Huawei has told Pocket-lint it is "still on track" with future product launches. In an interview with global chief brand officer Andrew Garrihy, we asked whether the current global situation plus Huawei's US ban had affected upcoming release schedules.

Garrihy said that obviously he couldn't go into specifics, but we believe it means we can expect a new Mate 40 series to launch in September or October.

Garrihy also said during our interview that the company was still seeing growth in smartphone sales. "Yes, we're seeing growth in smartphones and we're seeing great growth in wearables. We're number three in tablets. So as countries start to unlock and retail opens again we're seeing things starting to grow again"

Laptop ambitions

Garrihy adds that in the PC space Huawei is seeing growth figures of over 200 percent over the last year. "We've always had a very strong ambition in PC… nothing's changed in recent times.

"Because of the current crisis, there's been a much bigger demand for those kinds of products. Where a lot of families were only one laptop families that had to expand… we've seen great growth.

Garrihy says that Huawei is working hard on its alternative to Google Mobile Services and the Google Play Store, namely the Huawei Mobile Services and App Gallery. 

"This is a brand new ecosystem we only really started to focus heavily on 12 months ago. [Developers have] finite resources, as we all do, so it takes time. But we are making good progress and, in the interim, there are many other ways that users can access a lot of those apps.

"But people are starting to understand the vision, they're starting to see us grow, they're starting to see other brands come in.

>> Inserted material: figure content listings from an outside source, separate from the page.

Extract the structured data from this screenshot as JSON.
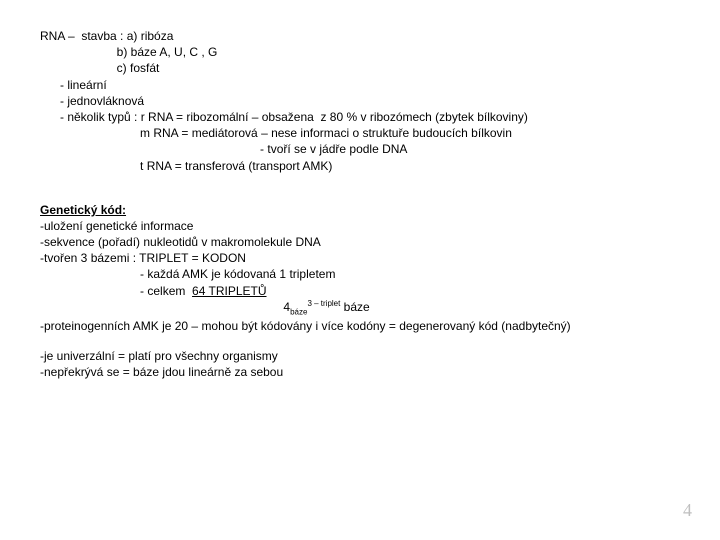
{
  "rna_block": {
    "l1": "RNA –  stavba : a) ribóza",
    "l2": "                       b) báze A, U, C , G",
    "l3": "                       c) fosfát",
    "l4": "      - lineární",
    "l5": "      - jednovláknová",
    "l6": "      - několik typů : r RNA = ribozomální – obsažena  z 80 % v ribozómech (zbytek bílkoviny)",
    "l7": "                              m RNA = mediátorová – nese informaci o struktuře budoucích bílkovin",
    "l8": "                                                                  - tvoří se v jádře podle DNA",
    "l9": "                              t RNA = transferová (transport AMK)"
  },
  "genetic_code": {
    "title": "Genetický kód:",
    "g1": "-uložení genetické informace",
    "g2": "-sekvence (pořadí) nukleotidů v makromolekule DNA",
    "g3": "-tvořen 3 bázemi : TRIPLET = KODON",
    "g4": "                              - každá AMK je kódovaná 1 tripletem",
    "g5_prefix": "                              - celkem  ",
    "g5_underline": "64 TRIPLETŮ",
    "formula_indent": "                                                                         ",
    "formula_base": "4",
    "formula_sub": "báze",
    "formula_sup": "3 – triplet",
    "formula_tail": " báze",
    "g7": "-proteinogenních AMK je 20 – mohou být kódovány i více kodóny = degenerovaný kód (nadbytečný)",
    "g8": "-je univerzální = platí pro všechny organismy",
    "g9": "-nepřekrývá se = báze jdou lineárně za sebou"
  },
  "page_number": "4"
}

Momentum is building and I'm confident that in the not too distant future, we'll see it grow even faster.

"The rate of progress is quite amazing. It's not there yet, we still have a lot of work to do, but it's very exciting. We've got 420 million active users each month, and we're starting to see real progress in terms of some big names starting to join the ecosystem."

Big-name apps are coming

Huawei has faced criticism over App Gallery's lack of big-name apps, something we've been regularly assessing on our own Mate 30 Pro. Garrihy says this situation will only improve but it "just takes time."

"Our goal is to get all the top apps, and actually we've had great progress in the last couple of months. So you know, if you look at some of the names, we've got Booking.com and Skyscanner, we've got BBC News and News UK. We've got TikTok and Here maps. Even the banks are starting to come in, so we've got Santander, Curve, BBVA and more.

"We're confident - we're really confident - that we'll get all the top apps in there. I just can't give you a timeframe of exactly when."

But how is Huawei making sure that customers understand that what they're buying won't run the Google ecosystem? "We're spending a lot of effort and time making sure our retail partners and their staff in particular, fully understand [it].

"We want to make sure consumers fully understand that they are buying into a new ecosystem and new experiences. And we're getting better at that, country by country. And, also, online we go to great lengths to make sure people understand what they're buying and that it's a new system, a new ecosystem."

Privacy priority

Finally, we asked how important privacy was to Huawei's overall product strategy. "Really important," says Garrihy without hesitation.

"I mean our privacy is precious. And now more than other people around the world are asking more demanding questions of companies about their privacy. This is a great opportunity for us.

"We've invested a lot of time in terms of privacy and security both of the chipset, and the operating system at the hardware level and in the cloud."